On top of these global trends was confusion on the home front resulting from a circular issued by India’s central tax board. Many interpreted it to mean that foreign institutional investors, or FIIs, which dictate much of the agenda in the Indian market, would lose preferential tax status. As anxiety over the news spread, India’s finance minister, Palaniappan Chidambaram, was forced to step in and deny that such a move was imminent.
But the cumulative damage was done. Foreign institutional investors started pulling up stakes, net-selling shares from May 16 through June 2 to the tune of nearly $2.5 billion.

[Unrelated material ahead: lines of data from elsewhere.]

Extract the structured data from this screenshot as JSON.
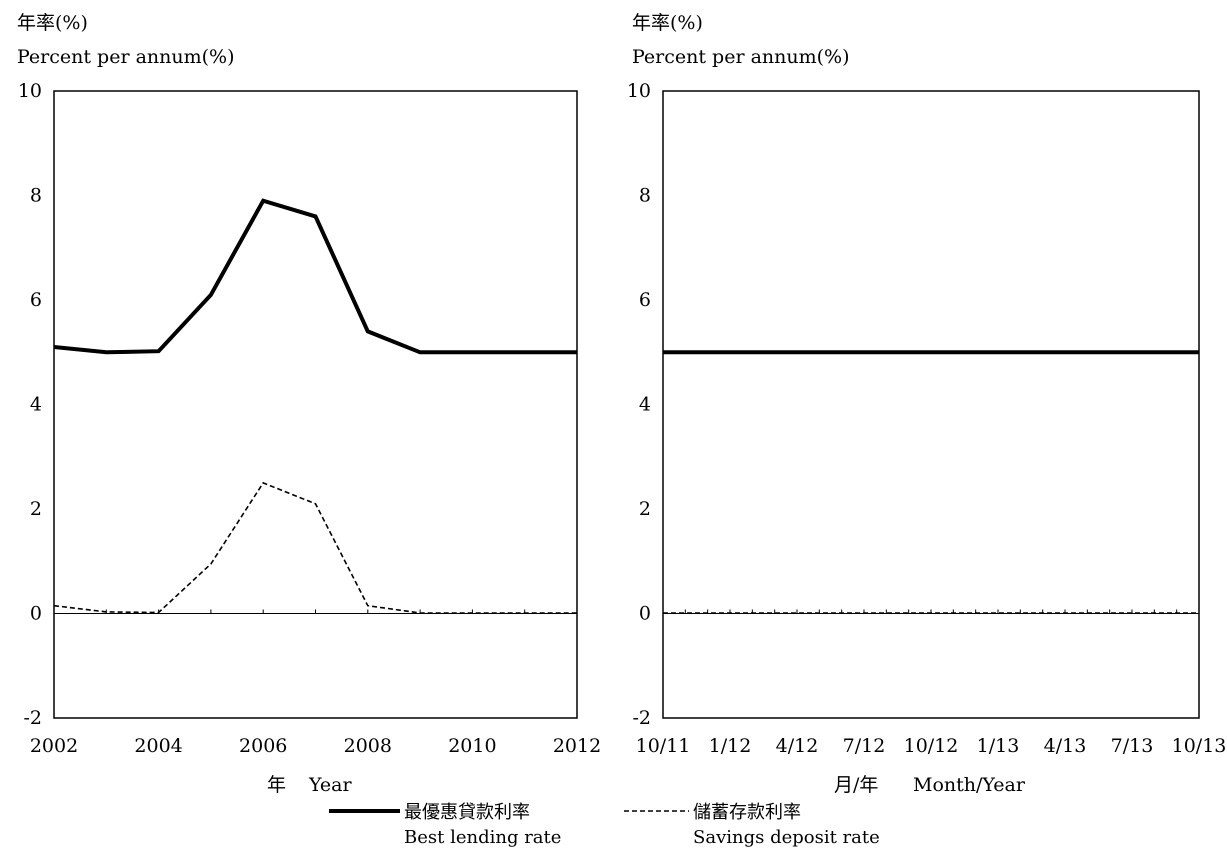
{
  "chart_data": [
    {
      "type": "line",
      "ylabel_zh": "年率(%)",
      "ylabel_en": "Percent per annum(%)",
      "xlabel_zh": "年",
      "xlabel_en": "Year",
      "ylim": [
        -2,
        10
      ],
      "yticks": [
        "10",
        "8",
        "6",
        "4",
        "2",
        "0",
        "-2"
      ],
      "xlim": [
        2002,
        2012
      ],
      "xticks": [
        "2002",
        "2004",
        "2006",
        "2008",
        "2010",
        "2012"
      ],
      "x": [
        2002,
        2003,
        2004,
        2005,
        2006,
        2007,
        2008,
        2009,
        2010,
        2011,
        2012
      ],
      "series": [
        {
          "name": "最優惠貸款利率",
          "style": "solid-thick",
          "color": "#000000",
          "values": [
            5.1,
            5.0,
            5.02,
            6.1,
            7.9,
            7.6,
            5.4,
            5.0,
            5.0,
            5.0,
            5.0
          ]
        },
        {
          "name": "儲蓄存款利率",
          "style": "dashed",
          "color": "#000000",
          "values": [
            0.15,
            0.03,
            0.02,
            0.95,
            2.5,
            2.1,
            0.15,
            0.01,
            0.01,
            0.01,
            0.01
          ]
        }
      ],
      "grid": false
    },
    {
      "type": "line",
      "ylabel_zh": "年率(%)",
      "ylabel_en": "Percent per annum(%)",
      "xlabel_zh": "月/年",
      "xlabel_en": "Month/Year",
      "ylim": [
        -2,
        10
      ],
      "yticks": [
        "10",
        "8",
        "6",
        "4",
        "2",
        "0",
        "-2"
      ],
      "xticks": [
        "10/11",
        "1/12",
        "4/12",
        "7/12",
        "10/12",
        "1/13",
        "4/13",
        "7/13",
        "10/13"
      ],
      "n_points": 25,
      "series": [
        {
          "name": "最優惠貸款利率",
          "style": "solid-thick",
          "color": "#000000",
          "values": [
            5,
            5,
            5,
            5,
            5,
            5,
            5,
            5,
            5,
            5,
            5,
            5,
            5,
            5,
            5,
            5,
            5,
            5,
            5,
            5,
            5,
            5,
            5,
            5,
            5
          ]
        },
        {
          "name": "儲蓄存款利率",
          "style": "dashed",
          "color": "#000000",
          "values": [
            0.01,
            0.01,
            0.01,
            0.01,
            0.01,
            0.01,
            0.01,
            0.01,
            0.01,
            0.01,
            0.01,
            0.01,
            0.01,
            0.01,
            0.01,
            0.01,
            0.01,
            0.01,
            0.01,
            0.01,
            0.01,
            0.01,
            0.01,
            0.01,
            0.01
          ]
        }
      ],
      "grid": false
    }
  ],
  "legend": {
    "placement": "bottom",
    "items": [
      {
        "zh": "最優惠貸款利率",
        "en": "Best lending rate",
        "style": "solid-thick"
      },
      {
        "zh": "儲蓄存款利率",
        "en": "Savings deposit rate",
        "style": "dashed"
      }
    ]
  }
}
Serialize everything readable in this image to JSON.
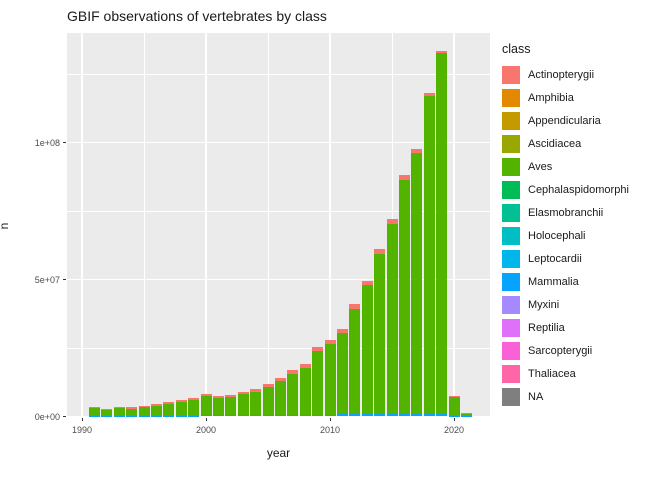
{
  "page": {
    "background": "#FFFFFF"
  },
  "chart": {
    "title": "GBIF observations of vertebrates by class",
    "panel_bg": "#EBEBEB",
    "grid_color": "#FFFFFF",
    "axis_text_color": "#4D4D4D",
    "text_color": "#1A1A1A"
  },
  "chart_data": {
    "type": "bar",
    "stacked": true,
    "title": "GBIF observations of vertebrates by class",
    "xlabel": "year",
    "ylabel": "n",
    "x": [
      1991,
      1992,
      1993,
      1994,
      1995,
      1996,
      1997,
      1998,
      1999,
      2000,
      2001,
      2002,
      2003,
      2004,
      2005,
      2006,
      2007,
      2008,
      2009,
      2010,
      2011,
      2012,
      2013,
      2014,
      2015,
      2016,
      2017,
      2018,
      2019,
      2020,
      2021
    ],
    "series": [
      {
        "name": "Actinopterygii",
        "color": "#F8766D",
        "values": [
          500000,
          400000,
          500000,
          400000,
          500000,
          500000,
          600000,
          700000,
          800000,
          900000,
          800000,
          800000,
          900000,
          1000000,
          1100000,
          1200000,
          1400000,
          1500000,
          1600000,
          1600000,
          1700000,
          1800000,
          1500000,
          1700000,
          1600000,
          1600000,
          1200000,
          1000000,
          1000000,
          200000,
          50000
        ]
      },
      {
        "name": "Aves",
        "color": "#53B400",
        "values": [
          3050000,
          2450000,
          3050000,
          2850000,
          3400000,
          3900000,
          4500000,
          5300000,
          5800000,
          7000000,
          6400000,
          6700000,
          7600000,
          8500000,
          10100000,
          12200000,
          15000000,
          17200000,
          23200000,
          25700000,
          29500000,
          38300000,
          47100000,
          58400000,
          69500000,
          85500000,
          95400000,
          116100000,
          131700000,
          7000000,
          1000000
        ]
      },
      {
        "name": "Mammalia",
        "color": "#06A4FF",
        "values": [
          50000,
          50000,
          50000,
          50000,
          100000,
          100000,
          100000,
          100000,
          200000,
          400000,
          400000,
          400000,
          500000,
          500000,
          500000,
          600000,
          600000,
          600000,
          700000,
          700000,
          800000,
          900000,
          900000,
          900000,
          900000,
          900000,
          900000,
          900000,
          800000,
          300000,
          50000
        ]
      }
    ],
    "totals": [
      3600000,
      2900000,
      3600000,
      3300000,
      4000000,
      4500000,
      5200000,
      6100000,
      6800000,
      8300000,
      7600000,
      7900000,
      9000000,
      10000000,
      11700000,
      14000000,
      17000000,
      19300000,
      25500000,
      28000000,
      32000000,
      41000000,
      49500000,
      61000000,
      72000000,
      88000000,
      97500000,
      118000000,
      133500000,
      7500000,
      1100000
    ],
    "xticks": [
      1990,
      2000,
      2010,
      2020
    ],
    "xticks_minor": [
      1995,
      2005,
      2015
    ],
    "yticks": [
      {
        "value": 0,
        "label": "0e+00"
      },
      {
        "value": 50000000,
        "label": "5e+07"
      },
      {
        "value": 100000000,
        "label": "1e+08"
      }
    ],
    "yticks_minor": [
      25000000,
      75000000,
      125000000
    ],
    "ylim": [
      0,
      140000000
    ],
    "xlim": [
      1988.8,
      2022.9
    ],
    "grid": true,
    "legend_position": "right"
  },
  "legend": {
    "title": "class",
    "items": [
      {
        "label": "Actinopterygii",
        "color": "#F8766D"
      },
      {
        "label": "Amphibia",
        "color": "#E38900"
      },
      {
        "label": "Appendicularia",
        "color": "#C49A00"
      },
      {
        "label": "Ascidiacea",
        "color": "#99A800"
      },
      {
        "label": "Aves",
        "color": "#53B400"
      },
      {
        "label": "Cephalaspidomorphi",
        "color": "#00BC56"
      },
      {
        "label": "Elasmobranchii",
        "color": "#00C094"
      },
      {
        "label": "Holocephali",
        "color": "#00BFC4"
      },
      {
        "label": "Leptocardii",
        "color": "#00B6EB"
      },
      {
        "label": "Mammalia",
        "color": "#06A4FF"
      },
      {
        "label": "Myxini",
        "color": "#A58AFF"
      },
      {
        "label": "Reptilia",
        "color": "#DF70F8"
      },
      {
        "label": "Sarcopterygii",
        "color": "#FB61D7"
      },
      {
        "label": "Thaliacea",
        "color": "#FF66A8"
      },
      {
        "label": "NA",
        "color": "#7F7F7F"
      }
    ]
  }
}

Indian investors were spooked.
The 900 or so foreign institutional investors registered here “wield a disproportionate influence in the Indian market,” said Narayanan Madhavan, a senior editor at the Financial Express.
“India has its own institutional investors, but they are not big enough, strong enough, powerful enough,” Madhavan said. “When the FIIs cut down their purchases or shuffle their shares, or when they try to book profits, or when they try to reduce their exposure to the Indian market, these Indian speculators and investors tend to panic.”
Individual investors, many of whom had rushed into the market in leveraged positions to take advantage of the Sensex’s sensational rise, turned tail and beat a frantic path to the door.
Some say that such impulsive, often lemming-like behavior is to be expected from investors in a country where a free stock market is still a relatively novel development, in place for a mere 15 years.
“They lack the practice and experience to take foreign-investor behavior in their stride,” Madhavan said. “It’s more like teenage behavior sometimes.”
Foreign institutional investors remain a strong presence in the Indian market -- with $43.6 billion in investments as of May 31. This month, they have returned to buying, helping stocks rally somewhat in the last week or two. The Sensex closed Friday at 10,401.30, up 125.42 points.
Analysts say that the recent volatility on Dalal Street -- India’s Wall Street, located in Mumbai -- should not obscure the fact that overall conditions are in good shape to sustain India’s impressive economic growth of the last few years.
Inflation has largely been kept in check. The government has declared its commitment to improving the country’s inadequate infrastructure. Indian banking and corporate accounting practices are on a par with those of developed nations and its legal system is solid, if excruciatingly slow at times.
High-performing sectors such as information technology continue to grow at a galloping rate, with more modest gains in manufacturing. Market efficiencies are being introduced in agriculture as the middlemen who flourished under India’s formerly socialist economy get squeezed out. A huge population of young people should keep labor plentiful for decades.
And consumerism has taken firm root among those in the growing Indian middle class, who covet cars, home furnishings and clothes as well as entertainment and travel options.
“You can’t take your cues from the stock market momentum. The fundamentals are there,” said Jignesh Shah, chairman of Financial Technologies, a listed company that specializes in developing technology for use in financial transactions. “Unless played wrongly, 8% [annual gross domestic product growth] in the next five years seems to be a conservative” estimate.
Further corrections to some sectors are possible, such as real estate, which Porwal of SG Banking believes is overvalued. The increase in oil prices is also likely to continue to dent profits in other industries.
But most watchers of India’s economic revival remain bullish on its long-term prospects. The recent setback in the Sensex does not negate the fact that, since the government instituted its market reforms in 1991, the stock market has steadily multiplied in value, similar to that other remarkable Asian growth story: China.
“If somebody missed China in 1995, no one should say in 2015 that they missed India in 2006,” Shah said. “We shouldn’t miss the boat.”